The best years of our lives: above, Dan Whitten as assistant county attorney, circa March 2011; below at his final FR-WC EDA meeting on Sept. 10, 2019. Little did he know what his first full-time job out of law school would bring in the way of experience – maybe they didn’t tell him about the EDA part of it.

In response to a recent FOIA request to the EDA about any public record of the process of the above-described series of deals offered to ITFederal by the EDA Board of Directors and its chief executive officer we received minutes from several EDA board meetings between 2015 and 2017 during which the ITFederal loan and construction project were discussed and/or voted on. Here is the EDA staff summary of its FOIA response:
“I believe the first appearance is in the minutes of July, 2015. Both the $10 million and $2 million Avtex property/construction project are addressed (Note that they are separate transactions). Also included in the attachment is a public record Deed of Trust of September 2015, which outlined the terms of the $2 million project. The December 2015 minutes show that the Board approved going through First Bank & Trust for the $10 million loan. In February, 2017 the Board approved an Amended Deed of Trust modifying the terms of the $2 million Avtex property/construction project.

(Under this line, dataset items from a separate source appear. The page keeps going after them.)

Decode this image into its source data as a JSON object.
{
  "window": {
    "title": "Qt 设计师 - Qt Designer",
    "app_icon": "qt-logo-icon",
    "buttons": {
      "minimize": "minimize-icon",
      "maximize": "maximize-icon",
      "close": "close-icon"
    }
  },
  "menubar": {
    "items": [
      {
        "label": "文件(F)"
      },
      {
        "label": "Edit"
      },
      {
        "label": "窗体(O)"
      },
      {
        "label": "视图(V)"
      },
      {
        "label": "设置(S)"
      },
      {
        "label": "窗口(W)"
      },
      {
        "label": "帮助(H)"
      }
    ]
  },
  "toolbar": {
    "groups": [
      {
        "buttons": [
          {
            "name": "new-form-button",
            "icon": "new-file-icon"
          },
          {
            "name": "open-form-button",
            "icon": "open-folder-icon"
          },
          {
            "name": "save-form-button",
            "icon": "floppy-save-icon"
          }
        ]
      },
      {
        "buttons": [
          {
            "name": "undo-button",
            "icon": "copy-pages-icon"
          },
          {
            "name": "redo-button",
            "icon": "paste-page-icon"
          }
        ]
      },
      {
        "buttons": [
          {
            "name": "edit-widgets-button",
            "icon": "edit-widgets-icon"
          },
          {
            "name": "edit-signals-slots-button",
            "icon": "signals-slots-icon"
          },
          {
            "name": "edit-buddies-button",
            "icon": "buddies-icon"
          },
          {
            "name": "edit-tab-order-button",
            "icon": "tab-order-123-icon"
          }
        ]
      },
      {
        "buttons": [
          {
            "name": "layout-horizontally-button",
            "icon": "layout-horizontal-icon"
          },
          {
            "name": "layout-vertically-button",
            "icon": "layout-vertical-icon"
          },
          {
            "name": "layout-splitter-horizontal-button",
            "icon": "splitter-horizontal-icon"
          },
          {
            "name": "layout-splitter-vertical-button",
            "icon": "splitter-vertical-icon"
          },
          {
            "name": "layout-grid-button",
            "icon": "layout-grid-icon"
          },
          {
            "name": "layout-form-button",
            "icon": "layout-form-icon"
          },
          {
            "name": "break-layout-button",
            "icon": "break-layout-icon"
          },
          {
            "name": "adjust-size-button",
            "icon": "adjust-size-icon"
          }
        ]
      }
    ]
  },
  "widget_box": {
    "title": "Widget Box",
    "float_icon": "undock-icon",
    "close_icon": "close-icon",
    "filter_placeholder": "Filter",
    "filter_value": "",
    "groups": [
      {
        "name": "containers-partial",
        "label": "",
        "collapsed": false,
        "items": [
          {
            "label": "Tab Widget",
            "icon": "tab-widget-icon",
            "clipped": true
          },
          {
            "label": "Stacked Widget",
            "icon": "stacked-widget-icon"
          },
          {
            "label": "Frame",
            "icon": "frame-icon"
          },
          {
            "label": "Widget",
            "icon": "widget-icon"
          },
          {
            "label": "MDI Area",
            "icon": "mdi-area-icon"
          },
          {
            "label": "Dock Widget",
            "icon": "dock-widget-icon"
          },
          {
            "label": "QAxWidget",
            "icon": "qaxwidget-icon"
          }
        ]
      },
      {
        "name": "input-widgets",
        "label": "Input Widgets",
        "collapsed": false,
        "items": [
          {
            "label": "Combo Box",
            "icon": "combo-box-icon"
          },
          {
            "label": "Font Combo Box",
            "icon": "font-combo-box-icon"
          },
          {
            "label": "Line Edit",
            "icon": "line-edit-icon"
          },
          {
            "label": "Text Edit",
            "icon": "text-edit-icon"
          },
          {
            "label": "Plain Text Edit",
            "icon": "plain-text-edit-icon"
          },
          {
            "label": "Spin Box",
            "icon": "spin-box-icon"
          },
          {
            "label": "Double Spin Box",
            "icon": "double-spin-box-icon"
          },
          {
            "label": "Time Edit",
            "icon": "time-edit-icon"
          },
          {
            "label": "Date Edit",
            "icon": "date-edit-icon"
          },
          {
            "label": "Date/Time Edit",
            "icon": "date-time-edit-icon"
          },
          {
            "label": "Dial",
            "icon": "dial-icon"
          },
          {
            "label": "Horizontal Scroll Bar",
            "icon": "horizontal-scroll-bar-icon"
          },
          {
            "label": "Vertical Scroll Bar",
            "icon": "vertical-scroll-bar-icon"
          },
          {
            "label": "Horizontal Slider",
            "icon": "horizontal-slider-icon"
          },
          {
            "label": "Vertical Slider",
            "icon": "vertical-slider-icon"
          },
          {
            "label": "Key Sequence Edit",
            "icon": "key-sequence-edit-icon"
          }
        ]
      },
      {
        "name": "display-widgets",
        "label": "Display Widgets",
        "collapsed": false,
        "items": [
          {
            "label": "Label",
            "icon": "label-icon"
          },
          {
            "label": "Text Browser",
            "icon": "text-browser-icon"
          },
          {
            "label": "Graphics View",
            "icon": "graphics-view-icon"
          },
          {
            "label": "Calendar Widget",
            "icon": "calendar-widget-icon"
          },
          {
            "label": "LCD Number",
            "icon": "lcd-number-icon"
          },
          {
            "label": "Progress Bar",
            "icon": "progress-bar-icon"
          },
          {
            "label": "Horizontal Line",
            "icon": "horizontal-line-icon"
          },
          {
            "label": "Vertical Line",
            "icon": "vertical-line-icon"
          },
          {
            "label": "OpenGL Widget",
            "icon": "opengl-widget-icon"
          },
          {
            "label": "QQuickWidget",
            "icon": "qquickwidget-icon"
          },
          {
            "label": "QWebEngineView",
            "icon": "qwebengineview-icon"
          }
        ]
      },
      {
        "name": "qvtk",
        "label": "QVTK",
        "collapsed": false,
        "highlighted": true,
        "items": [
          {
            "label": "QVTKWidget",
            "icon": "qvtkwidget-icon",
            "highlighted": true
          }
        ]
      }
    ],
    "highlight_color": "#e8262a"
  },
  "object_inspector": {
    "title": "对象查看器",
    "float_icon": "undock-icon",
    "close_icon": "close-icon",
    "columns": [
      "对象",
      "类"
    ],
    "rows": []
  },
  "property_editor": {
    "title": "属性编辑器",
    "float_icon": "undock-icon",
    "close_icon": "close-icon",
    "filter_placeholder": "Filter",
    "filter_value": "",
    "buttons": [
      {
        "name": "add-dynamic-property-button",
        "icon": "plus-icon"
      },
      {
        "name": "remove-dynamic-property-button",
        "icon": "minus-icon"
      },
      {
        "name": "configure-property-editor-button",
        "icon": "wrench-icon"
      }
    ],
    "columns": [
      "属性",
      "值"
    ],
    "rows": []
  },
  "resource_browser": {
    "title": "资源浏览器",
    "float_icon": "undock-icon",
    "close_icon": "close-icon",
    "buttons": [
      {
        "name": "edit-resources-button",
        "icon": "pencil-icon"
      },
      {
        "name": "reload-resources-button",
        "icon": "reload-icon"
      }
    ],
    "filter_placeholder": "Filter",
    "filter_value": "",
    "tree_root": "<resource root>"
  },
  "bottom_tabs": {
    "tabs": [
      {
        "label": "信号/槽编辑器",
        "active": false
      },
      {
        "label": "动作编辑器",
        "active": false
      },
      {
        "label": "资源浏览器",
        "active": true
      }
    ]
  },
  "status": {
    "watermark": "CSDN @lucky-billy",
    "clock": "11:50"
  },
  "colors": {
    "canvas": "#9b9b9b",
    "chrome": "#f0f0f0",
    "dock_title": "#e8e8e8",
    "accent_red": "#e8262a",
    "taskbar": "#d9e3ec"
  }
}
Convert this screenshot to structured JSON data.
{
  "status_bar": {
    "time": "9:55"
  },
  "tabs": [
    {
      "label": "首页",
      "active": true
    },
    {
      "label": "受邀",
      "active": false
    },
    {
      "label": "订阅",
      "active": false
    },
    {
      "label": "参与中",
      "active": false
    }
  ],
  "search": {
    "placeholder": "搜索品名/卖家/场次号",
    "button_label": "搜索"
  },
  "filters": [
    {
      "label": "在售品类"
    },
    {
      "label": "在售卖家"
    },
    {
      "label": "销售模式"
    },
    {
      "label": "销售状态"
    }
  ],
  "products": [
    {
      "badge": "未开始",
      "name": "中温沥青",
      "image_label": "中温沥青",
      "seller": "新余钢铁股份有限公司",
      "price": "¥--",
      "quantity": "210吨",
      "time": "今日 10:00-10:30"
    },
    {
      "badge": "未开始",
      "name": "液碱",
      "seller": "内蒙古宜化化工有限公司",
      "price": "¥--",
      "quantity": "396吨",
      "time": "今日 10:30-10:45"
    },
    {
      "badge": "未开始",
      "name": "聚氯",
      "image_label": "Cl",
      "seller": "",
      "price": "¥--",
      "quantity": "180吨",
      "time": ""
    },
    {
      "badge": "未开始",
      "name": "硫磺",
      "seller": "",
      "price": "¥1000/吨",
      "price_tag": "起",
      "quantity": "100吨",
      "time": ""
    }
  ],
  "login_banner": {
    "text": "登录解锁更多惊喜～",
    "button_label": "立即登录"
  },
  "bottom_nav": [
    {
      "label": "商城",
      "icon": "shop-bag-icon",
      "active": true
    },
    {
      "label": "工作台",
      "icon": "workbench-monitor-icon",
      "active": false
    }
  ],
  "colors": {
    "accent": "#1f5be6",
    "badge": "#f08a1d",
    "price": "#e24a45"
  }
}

According to the minutes, no discussions were reported in Open Session.”
Why is that not a surprise?
One question jumps out – if you are discussing a $2 million construction project with a company sitting in $140 million federal contract “Fat City” why are you loaning that company $10 million to prop up a Congressionally promised $40 million investment in your community?
Finally we leave this exploration of what went wrong, with a question about what went right – by accident.
Isolated municipal and media questions aside, one wonders if the Town Finance Director hadn’t stumbled upon eight years of Town debt service overpayments totaling almost $300,000 to the EDA during exploration of an internal loan in May of 2018, would the EDA financial scandal story have broken to this day?
However in the wake of B. J. Wilson’s debt service payment discovery in May of last year, break it did. What would develop into a $20 million-plus financial scandal began unfolding with an apparently volatile August 23, 2018 confrontation between Town auditors and officials in which the word “fraud” was broached to McDonald, then EDA board Chairman Greg Drescher and EDA Attorney Dan Whitten.
Drescher resigned the EDA board chairmanship the following day and within a month investigative public accounting firm Cherry Bekaert was contracted by the County on behalf of the EDA to investigate financial fraud within EDA operations.
And as Royal Examiner reported in a related September 24 story on multiple misdemeanor indictments alleging dereliction of municipal duty by the Warren County Board of Supervisors, staff and multiple past and present members of the EDA Board of Directors, it was also in August 2018 that the Front Royal Police Department requested the Virginia State Police to pick up an investigation of EDA finances.
Grand Jury indicts 14 County and EDA officials for lack of EDA oversight
That request came about a year after FRPD’s investigation of an alleged May 2017 break in, vandalism and theft at the EDA’s Kendrick Lane office was halted at the request of EDA Board Chairman Greg Drescher.
And the rest is legal and municipal history – yet to be written …

It’s all just nerve racking, even more so as of Sept. 24 when, not only the county administrator and former county attorney, but their five bosses were among 14 booked on misdemeanor criminal charges related to a lapse of EDA financial oversight.